Tenez, voyez jusqu'à demain.
CRISPIN.
L'autre.
PHILIPPIN.
Allez la chercher; en ai-je une douzaine.
Il faut rendre à César ce qui est à César, et à Chapuiseau ce qui est à cet auteur. S'il a pu s'inspirer de quelques passages des Précieuses Ridicules, nées en 1659, avant l'Académie des Femmes, Molière a pu, bel et bien, à son tour, emprunter le trait que nous venons de citer, et qui n'est pas un des moins jolis et des moins spirituels de l'Avare. En effet, l'Avare est de 1668, et la Dame d'intrigue de 1663. Du reste, Chapuiseau ne manque pas d'un certain mérite; dans ses comédies il fait preuve d'imagination; l'intrigue est généralement intéressante et bien conduite; malheureusement la versification est pitoyable, obscure, entortillée; aussi a-t-on peine à comprendre que ses comédies aient été supportées au temps où vivait Molière. Chapuiseau est encore l'auteur d'une Histoire du Théâtre-Français; mais cet ouvrage manque d'ordre, de direction et d'exactitude.
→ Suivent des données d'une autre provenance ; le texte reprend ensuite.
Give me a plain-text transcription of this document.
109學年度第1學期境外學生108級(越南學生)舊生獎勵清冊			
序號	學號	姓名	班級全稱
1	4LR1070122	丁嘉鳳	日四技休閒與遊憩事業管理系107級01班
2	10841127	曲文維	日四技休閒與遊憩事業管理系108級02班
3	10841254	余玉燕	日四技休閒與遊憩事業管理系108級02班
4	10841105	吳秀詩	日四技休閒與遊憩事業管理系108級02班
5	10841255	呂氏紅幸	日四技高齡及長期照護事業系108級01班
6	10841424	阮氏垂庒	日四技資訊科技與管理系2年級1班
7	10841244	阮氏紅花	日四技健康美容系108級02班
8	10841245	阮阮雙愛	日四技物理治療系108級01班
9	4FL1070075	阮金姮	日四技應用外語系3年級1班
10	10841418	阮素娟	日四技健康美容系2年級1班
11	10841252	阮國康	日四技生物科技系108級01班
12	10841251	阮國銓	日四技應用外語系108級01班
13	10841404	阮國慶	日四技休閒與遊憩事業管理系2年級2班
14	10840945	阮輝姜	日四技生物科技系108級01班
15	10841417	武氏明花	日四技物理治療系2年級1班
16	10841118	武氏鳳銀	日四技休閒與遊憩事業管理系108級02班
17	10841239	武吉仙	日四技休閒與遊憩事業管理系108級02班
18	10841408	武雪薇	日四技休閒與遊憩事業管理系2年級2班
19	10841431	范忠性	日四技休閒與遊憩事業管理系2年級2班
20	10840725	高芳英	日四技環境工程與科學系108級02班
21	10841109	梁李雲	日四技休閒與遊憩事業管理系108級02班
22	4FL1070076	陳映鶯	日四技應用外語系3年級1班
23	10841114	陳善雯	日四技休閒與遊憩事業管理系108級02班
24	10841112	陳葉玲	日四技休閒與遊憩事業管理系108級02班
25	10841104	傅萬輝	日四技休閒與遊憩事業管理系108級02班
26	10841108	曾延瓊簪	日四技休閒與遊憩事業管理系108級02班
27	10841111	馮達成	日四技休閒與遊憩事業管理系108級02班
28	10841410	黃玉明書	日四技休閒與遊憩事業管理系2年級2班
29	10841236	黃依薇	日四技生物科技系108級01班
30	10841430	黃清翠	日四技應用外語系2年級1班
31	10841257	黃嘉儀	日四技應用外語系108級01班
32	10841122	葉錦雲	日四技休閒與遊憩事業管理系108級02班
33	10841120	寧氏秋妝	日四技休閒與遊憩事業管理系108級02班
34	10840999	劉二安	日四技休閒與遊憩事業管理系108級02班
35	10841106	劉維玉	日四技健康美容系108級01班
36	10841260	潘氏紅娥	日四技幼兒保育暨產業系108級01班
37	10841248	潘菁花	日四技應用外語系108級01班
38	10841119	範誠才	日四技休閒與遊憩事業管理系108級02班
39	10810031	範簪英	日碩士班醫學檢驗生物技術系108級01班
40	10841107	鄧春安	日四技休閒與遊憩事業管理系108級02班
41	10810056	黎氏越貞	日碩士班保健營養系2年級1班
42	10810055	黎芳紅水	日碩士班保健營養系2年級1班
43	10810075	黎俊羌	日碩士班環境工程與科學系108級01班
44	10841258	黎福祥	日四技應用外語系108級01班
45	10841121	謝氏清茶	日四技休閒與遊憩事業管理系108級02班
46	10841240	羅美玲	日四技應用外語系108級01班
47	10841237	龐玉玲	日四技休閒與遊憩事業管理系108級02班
Vers la même époque (1660), un homme dont le nom véritable (Zacharie Jacob) est aussi peu connu que le nom d'emprunt Montfleury est resté célèbre à la Comédie-Française, commença à donner à la scène une assez grande quantité de pièces médiocres, mais qui furent acceptées et représentées. Ce Montfleury était le fils de l'acteur très-aimé du public et très-protégé de Richelieu, qui, lors de son mariage, ne voulut pas qu'on mît sur son contrat signé par le cardinal d'autre qualité que celle de Comédien du Roi. Montfleury, l'auteur, a produit de 1660 à 1678 une vingtaine de pièces dans lesquelles on trouve un peu d'esprit, du naturel, un dialogue animé, une certaine connaissance de l'art dramatique, mais à côté de ces qualités une licence déplorable dans le choix des sujets et dans la manière de les traiter. Il brille par une crudité d'expression qui, aujourd'hui non-seulement, paraîtrait révoltante, mais ne serait pas admise. Il y fait du mariage l'éternel sujet de plaisanteries de mauvais goût. On se heurte à chaque pas, dans ses compositions, contre un mari joué, trompé, devenu l'objet de la risée publique. Dans celle de ses comédies qui passe pour la meilleure, la seule qui soit restée longtemps à la scène, la Femme juge et partie, on lit le curieux dialogue suivant:
BERNARDILLE.
Il faut donc, tout scrupule vaincu,
Déclarer hautement qu'elle m'a fait cocu.